By Jennifer Rubin – The Washington Post.
A few days without an outburst. A plausible choice or two for his Cabinet. A succinct and searing comment on the vitriolic United Nations resolution attacking Israel. (“As to the U.N., things will be different after Jan. 20th.”) If you squint, you might see a weak light at the end of the 2016 tunnel, some faint flicker of hope that President-elect Donald Trump is stable, sane and responsible. But then, wham! In 140 characters or fewer, he reminds us how psychologically “off” he is, how a thin veneer of normalcy can easily be pierced. On Monday, he took credit for Christmas sales: “The world was gloomy before I won — there was no hope. Now the market is up nearly 10% and Christmas spending is over a trillion dollars!” On Tuesday, he praised himself in the third person. (“The U.S. Consumer Confidence Index for December surged nearly four points to 113.7, THE HIGHEST LEVEL IN MORE THAN 15 YEARS! Thanks Donald!”)
There you have it, once again: A man whose ego is so frail that he, like the rooster taking credit for the rising sun, sees all good news as a reflection of his own fabulousness. James Pethokoukis of the American Enterprise Institute is quoted in Politico as saying, “The president-elect judges his own personal wealth based on his own feelings. So on any given day, he could just decide based on his feelings that America is great.” (The first sentence is a reference to Trump’s own testimony in a 2007 deposition in which he asserted, “My net worth fluctuates, and it goes up and down with markets and with attitudes and with feelings, even my own feelings.”)

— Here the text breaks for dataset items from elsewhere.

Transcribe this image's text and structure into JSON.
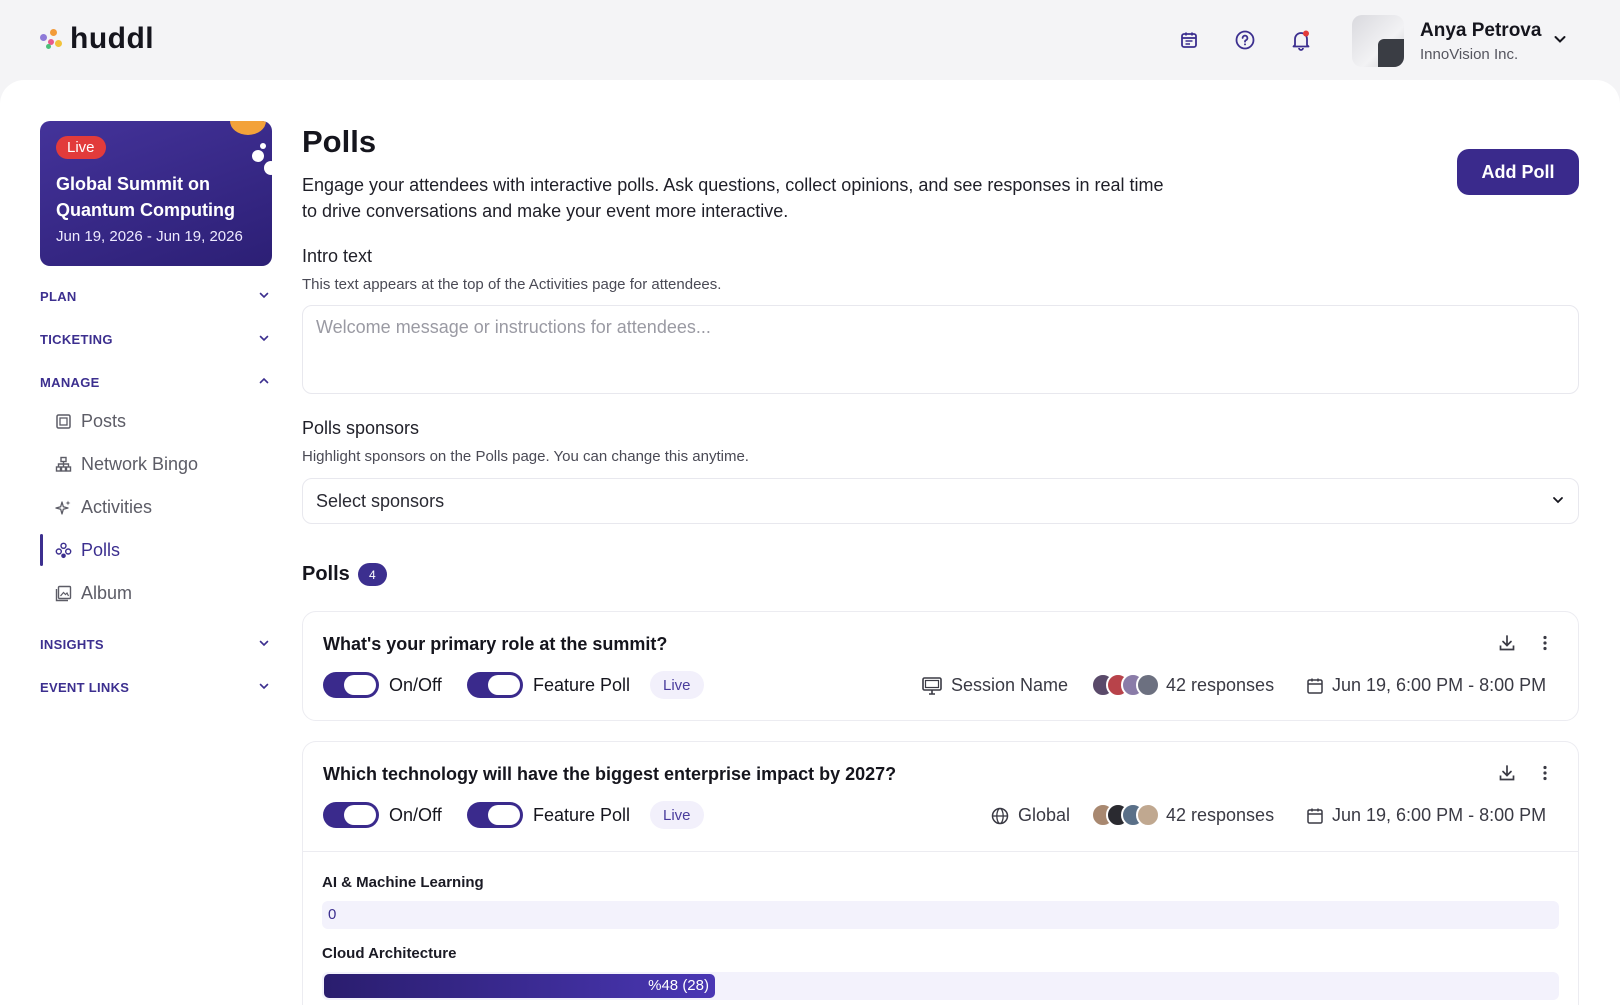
{
  "brand": {
    "name": "huddl"
  },
  "header": {
    "icons": [
      "calendar-icon",
      "help-icon",
      "notification-bell-icon"
    ],
    "user": {
      "name": "Anya Petrova",
      "org": "InnoVision Inc."
    }
  },
  "event": {
    "status": "Live",
    "title": "Global Summit on Quantum Computing",
    "dates": "Jun 19, 2026 - Jun 19, 2026"
  },
  "sidebar": {
    "sections": {
      "plan": "PLAN",
      "ticketing": "TICKETING",
      "manage": "MANAGE",
      "insights": "INSIGHTS",
      "event_links": "EVENT LINKS"
    },
    "manage_items": [
      {
        "label": "Posts",
        "icon": "posts-icon"
      },
      {
        "label": "Network Bingo",
        "icon": "network-icon"
      },
      {
        "label": "Activities",
        "icon": "sparkle-icon"
      },
      {
        "label": "Polls",
        "icon": "polls-icon",
        "active": true
      },
      {
        "label": "Album",
        "icon": "album-icon"
      }
    ]
  },
  "page": {
    "title": "Polls",
    "description": "Engage your attendees with interactive polls. Ask questions, collect opinions, and see responses in real time to drive conversations and make your event more interactive.",
    "add_button": "Add Poll"
  },
  "intro": {
    "label": "Intro text",
    "help": "This text appears at the top of the Activities page for attendees.",
    "placeholder": "Welcome message or instructions for attendees..."
  },
  "sponsors": {
    "label": "Polls sponsors",
    "help": "Highlight sponsors on the Polls page. You can change this anytime.",
    "placeholder": "Select sponsors"
  },
  "polls": {
    "heading": "Polls",
    "count": "4",
    "items": [
      {
        "question": "What's your primary role at the summit?",
        "toggle_label": "On/Off",
        "feature_label": "Feature Poll",
        "status": "Live",
        "location": "Session Name",
        "location_icon": "monitor-icon",
        "responses": "42 responses",
        "time": "Jun 19, 6:00 PM - 8:00 PM"
      },
      {
        "question": "Which technology will have the biggest enterprise impact by 2027?",
        "toggle_label": "On/Off",
        "feature_label": "Feature Poll",
        "status": "Live",
        "location": "Global",
        "location_icon": "globe-icon",
        "responses": "42 responses",
        "time": "Jun 19, 6:00 PM - 8:00 PM",
        "options": [
          {
            "label": "AI & Machine Learning",
            "value_text": "0",
            "percent": 0
          },
          {
            "label": "Cloud Architecture",
            "value_text": "%48 (28)",
            "percent": 48
          }
        ]
      }
    ]
  },
  "colors": {
    "accent": "#3a2a8c",
    "live_red": "#e23b3b"
  }
}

The narcissistic personality is ever-present. Every person is judged to be a “good guy” or a “loser” based on what he or she says about Trump. Every bad bit of news is the result of the no-good, sleazy, rotten, most-dishonest-people-he-ever-met media. Terrorist massacres are not tragedies, but vindication that he was “right” (right about exactly what is not clear). Trump’s seeming inability to take himself out of the equation and assess events, people and policies on their own merits remains the most frightening aspect of his impending presidency. He’d rather ignore a direct attack on American democracy than admit that Russia put its thumb on the scale in his election victory. His psychological need for affirmation, for love even, takes precedence over reality and the needs of the country.
Most Republicans for now are ignoring the prospect of a president whose psyche and intellect make him manifestly unfit to govern. They convince themselves that he is stable, is making excellent choices and in the maelstrom of a crisis will act logically and carefully. And if all that is wrong, if the real Trump is the one congratulating himself on a figure that merely reflects our hyper-partisanship (with Trump elected, Republicans now think things will be swell), what do they do then? Who on the White House staff or in Congress or in the Cabinet is capable of confronting him when his ego won’t accept reality or recognize dangers to the United States? Maybe that person is his 35-year-old son-in-law (who has never held office, worked in the public sector or served in any national security post) or Vice President Mike Pence. What keeps many up at night, however, is the worry that there is no one who can convince Trump that he is wrong. We wonder whether anyone is capable of telling him: “Mr. President, Russia really did attempt to meddle in our election, just as it has done to our European allies time and time again. Denying this makes you sound like a Russian stooge.”
Sure, all presidents have big egos. The problem arises when their psyche impairs their ability to function rationally. Let’s hope that there are courageous and effective people to save Trump from himself — and save the country, too.